Patroli ini merupakan bagian dari upaya preventif dan represif kepolisian dalam memberantas peredaran serta kepemilikan senjata api ilegal yang berpotensi mengancam keselamatan masyarakat dan mengganggu stabilitas keamanan wilayah. Kehadiran personel di lapangan diharapkan dapat memberikan rasa aman sekaligus meningkatkan kesadaran masyarakat terhadap pentingnya menjaga keamanan lingkungan.
Dalam kegiatan tersebut, personel Satgas Res Tindak Ops Senpi Musi 2026 juga menyampaikan himbauan kepada masyarakat agar tidak menyimpan, memiliki, membawa, ataupun menggunakan senjata api tanpa izin yang sah.
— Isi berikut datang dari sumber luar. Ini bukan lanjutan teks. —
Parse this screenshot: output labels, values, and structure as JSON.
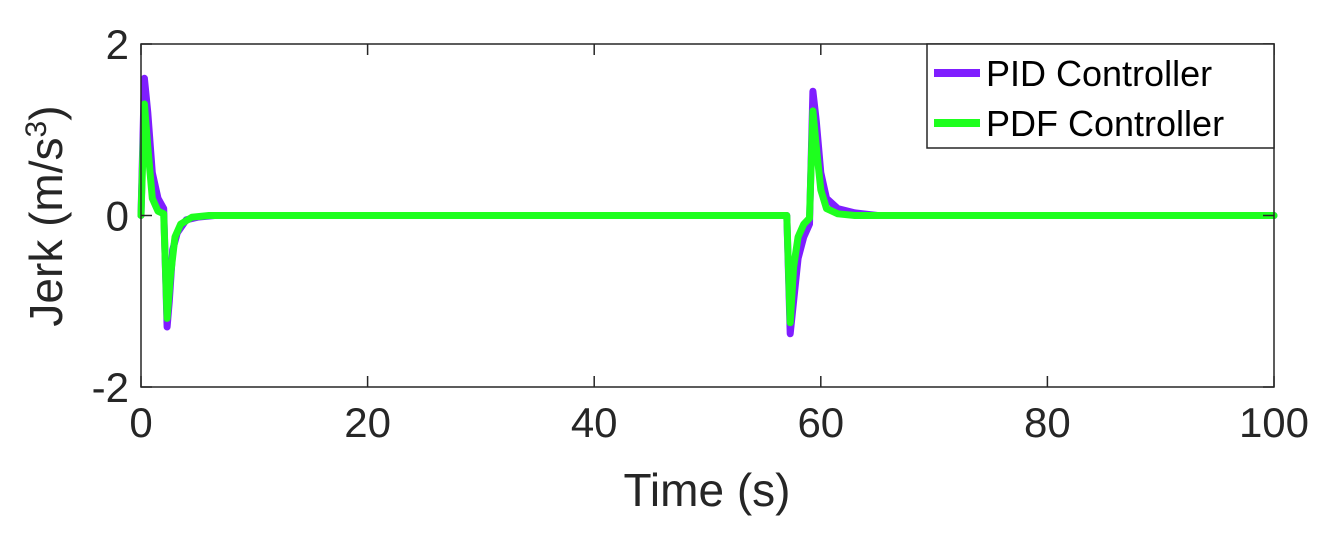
{
  "chart_data": {
    "type": "line",
    "title": "",
    "xlabel": "Time (s)",
    "ylabel_main": "Jerk (m/s",
    "ylabel_sup": "3",
    "ylabel_close": ")",
    "xlim": [
      0,
      100
    ],
    "ylim": [
      -2,
      2
    ],
    "xticks": [
      0,
      20,
      40,
      60,
      80,
      100
    ],
    "xtick_labels": [
      "0",
      "20",
      "40",
      "60",
      "80",
      "100"
    ],
    "yticks": [
      -2,
      0,
      2
    ],
    "ytick_labels": [
      "-2",
      "0",
      "2"
    ],
    "grid": false,
    "legend_position": "top-right",
    "series": [
      {
        "name": "PID Controller",
        "color": "#7f1eff",
        "x": [
          0,
          0.3,
          0.6,
          1.0,
          1.5,
          2.0,
          2.3,
          2.5,
          2.8,
          3.2,
          4.0,
          5.0,
          6.5,
          8.0,
          57.0,
          57.3,
          57.6,
          58.0,
          58.5,
          59.0,
          59.3,
          59.6,
          60.0,
          60.5,
          61.5,
          63.0,
          65.0,
          100
        ],
        "y": [
          0,
          1.6,
          1.2,
          0.5,
          0.2,
          0.08,
          -1.3,
          -1.0,
          -0.4,
          -0.2,
          -0.05,
          -0.02,
          0,
          0,
          0,
          -1.38,
          -1.0,
          -0.5,
          -0.25,
          -0.1,
          1.45,
          1.1,
          0.5,
          0.2,
          0.08,
          0.03,
          0,
          0
        ]
      },
      {
        "name": "PDF Controller",
        "color": "#1eff1e",
        "x": [
          0,
          0.3,
          0.6,
          1.0,
          1.5,
          2.0,
          2.3,
          2.6,
          3.0,
          3.5,
          4.5,
          6.0,
          8.0,
          57.0,
          57.3,
          57.6,
          58.0,
          58.5,
          59.0,
          59.3,
          59.6,
          60.0,
          60.5,
          61.5,
          63.0,
          100
        ],
        "y": [
          0,
          1.3,
          0.8,
          0.2,
          0.05,
          0.02,
          -1.2,
          -0.7,
          -0.25,
          -0.1,
          -0.02,
          0,
          0,
          0,
          -1.25,
          -0.6,
          -0.25,
          -0.1,
          -0.03,
          1.22,
          0.8,
          0.3,
          0.08,
          0.02,
          0,
          0
        ]
      }
    ]
  }
}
Masyarakat yang masih menguasai atau menyimpan senjata api ilegal diimbau untuk segera menyerahkannya kepada kantor kepolisian terdekat guna menghindari konsekuensi hukum yang berlaku.
Polrestabes Palembang menegaskan bahwa setiap pelanggaran terkait kepemilikan dan penguasaan senjata api ilegal akan diproses sesuai ketentuan hukum yang berlaku. Berdasarkan Undang-Undang Darurat Nomor 12 Tahun 1951, pelaku dapat dikenakan sanksi berat berupa pidana penjara hingga 20 tahun, hukuman seumur hidup, bahkan pidana mati.
Melalui Operasi Senpi Musi 2026, Polrestabes Palembang terus berkomitmen menciptakan lingkungan yang aman dan kondusif serta mengajak seluruh elemen masyarakat untuk bersama-sama memerangi peredaran senjata api ilegal demi terwujudnya Kota Palembang yang tertib, damai, dan bebas dari ancaman kriminalitas bersenjata.
INGAT! Setiap pelanggaran akan diproses hukum.
Jaga Diri, Jaga Keluarga, Jaga Kota Palembang!
Tanpa Senpi Ilegal, Hidup Lebih Aman!